The event, which took place in Las Vegas and aired on the History Channel, was referred to as Evel Live, as it saw Pastrana recreate three of Knievel's most iconic jumps, including one stunt that almost killed the late performer.
In jump number one, Pastrana tackled Knievel's 50-car, 120-feet jump he completed in 1973.
The second jump had Pastrana recreating a stunt Knievel performed at King's Island in OH, when he jumped 14 Greyhound buses.
The finale was a recreation of perhaps Knievel's most famous (or infamous?) stunt: jumping the fountains at Caesars Palace in Las Vegas.
Knievel's son Robbie successfully jumped the fountains in 1989, but as a one-off jump.
Then came the grand finale: Jumping the main fountain at Caesar's Palace.

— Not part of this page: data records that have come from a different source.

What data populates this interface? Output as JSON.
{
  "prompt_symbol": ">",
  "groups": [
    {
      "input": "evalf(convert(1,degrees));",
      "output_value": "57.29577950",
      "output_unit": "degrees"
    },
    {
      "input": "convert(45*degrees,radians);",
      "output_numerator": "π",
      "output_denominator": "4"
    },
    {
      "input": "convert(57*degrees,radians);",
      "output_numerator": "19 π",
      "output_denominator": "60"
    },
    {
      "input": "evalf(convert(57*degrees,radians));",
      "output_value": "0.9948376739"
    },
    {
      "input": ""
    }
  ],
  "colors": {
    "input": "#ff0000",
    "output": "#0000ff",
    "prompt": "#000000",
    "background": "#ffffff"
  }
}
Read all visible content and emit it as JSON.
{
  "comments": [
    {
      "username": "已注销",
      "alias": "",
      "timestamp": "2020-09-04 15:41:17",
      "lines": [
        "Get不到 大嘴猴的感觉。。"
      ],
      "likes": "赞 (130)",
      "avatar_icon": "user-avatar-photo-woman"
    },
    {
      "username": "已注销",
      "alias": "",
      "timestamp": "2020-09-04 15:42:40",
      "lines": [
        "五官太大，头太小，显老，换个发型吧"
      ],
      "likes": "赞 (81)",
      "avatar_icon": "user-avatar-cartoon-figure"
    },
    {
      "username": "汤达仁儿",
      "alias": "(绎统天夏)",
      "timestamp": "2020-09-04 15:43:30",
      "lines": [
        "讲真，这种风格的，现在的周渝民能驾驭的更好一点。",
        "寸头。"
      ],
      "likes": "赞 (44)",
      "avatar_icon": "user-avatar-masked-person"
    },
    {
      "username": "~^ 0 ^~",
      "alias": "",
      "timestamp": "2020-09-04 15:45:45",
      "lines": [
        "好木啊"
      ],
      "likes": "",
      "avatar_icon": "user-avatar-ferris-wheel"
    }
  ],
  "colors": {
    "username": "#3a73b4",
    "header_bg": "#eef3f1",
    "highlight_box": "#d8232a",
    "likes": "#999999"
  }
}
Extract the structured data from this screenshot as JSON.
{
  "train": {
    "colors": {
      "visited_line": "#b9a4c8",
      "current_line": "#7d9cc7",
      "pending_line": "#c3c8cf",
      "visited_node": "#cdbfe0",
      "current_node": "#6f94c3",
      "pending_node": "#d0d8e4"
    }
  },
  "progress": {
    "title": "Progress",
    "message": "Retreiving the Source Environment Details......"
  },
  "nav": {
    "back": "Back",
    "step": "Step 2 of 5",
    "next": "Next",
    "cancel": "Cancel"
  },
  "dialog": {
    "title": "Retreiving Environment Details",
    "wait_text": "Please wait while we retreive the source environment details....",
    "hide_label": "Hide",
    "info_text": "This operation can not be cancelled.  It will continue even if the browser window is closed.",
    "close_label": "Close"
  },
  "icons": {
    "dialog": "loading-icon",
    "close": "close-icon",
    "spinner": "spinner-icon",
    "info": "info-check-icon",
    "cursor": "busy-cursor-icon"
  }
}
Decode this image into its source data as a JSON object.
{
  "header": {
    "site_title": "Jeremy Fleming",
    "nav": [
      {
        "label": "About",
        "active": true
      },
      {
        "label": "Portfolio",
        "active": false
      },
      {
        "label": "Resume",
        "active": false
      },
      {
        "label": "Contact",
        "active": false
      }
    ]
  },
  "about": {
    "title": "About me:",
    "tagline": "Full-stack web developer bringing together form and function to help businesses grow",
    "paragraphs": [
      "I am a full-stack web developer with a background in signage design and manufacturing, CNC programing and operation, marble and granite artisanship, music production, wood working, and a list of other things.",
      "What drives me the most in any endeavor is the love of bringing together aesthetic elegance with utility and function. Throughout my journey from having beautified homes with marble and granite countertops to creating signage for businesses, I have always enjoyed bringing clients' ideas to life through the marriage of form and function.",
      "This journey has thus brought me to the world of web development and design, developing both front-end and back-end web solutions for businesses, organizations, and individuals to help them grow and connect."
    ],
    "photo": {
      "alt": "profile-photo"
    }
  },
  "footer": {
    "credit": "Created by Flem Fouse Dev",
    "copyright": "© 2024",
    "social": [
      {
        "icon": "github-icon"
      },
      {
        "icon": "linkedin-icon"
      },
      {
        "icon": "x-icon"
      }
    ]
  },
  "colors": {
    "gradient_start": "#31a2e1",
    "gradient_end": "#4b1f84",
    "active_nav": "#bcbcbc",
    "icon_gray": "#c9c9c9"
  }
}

"It's just such an honor to live a day in Evel's footsteps, and literally his boots", Pastrana said.More news: The Meghan Markle British Accent Uproar Needs to Chill
Pastrana idolized Knievel growing up, and paid tribute to him by wearing his trademark American-flag themed jumpsuit and using a similar motorcycle to the one he originally tried the jump with.
The History channel broadcast the event under the title "Evel Live".
"The other jumps I was able to keep the bike nice and cool", he explained.
This is a stunt Knievel attempted in 1967 and is his longest, most notorious jump.
All three took place over the course of a few hours in Las Vegas, Pastrana rattling through them with nearly ruthless efficiency. "This is the home of the most iconic jump, one of the most iconic events that has ever gone down".
Left with just 200 feet to accelerate to 70 miles per hour before the ramp, Pastrana said, "It's not the longest jump, but it's definitely the hardest".
It's tough to jump over a bunch of cars, but you know what's tougher? Pastrana celebrated and cooled off at the same time by taking a flying leap into the Caesars' fountains.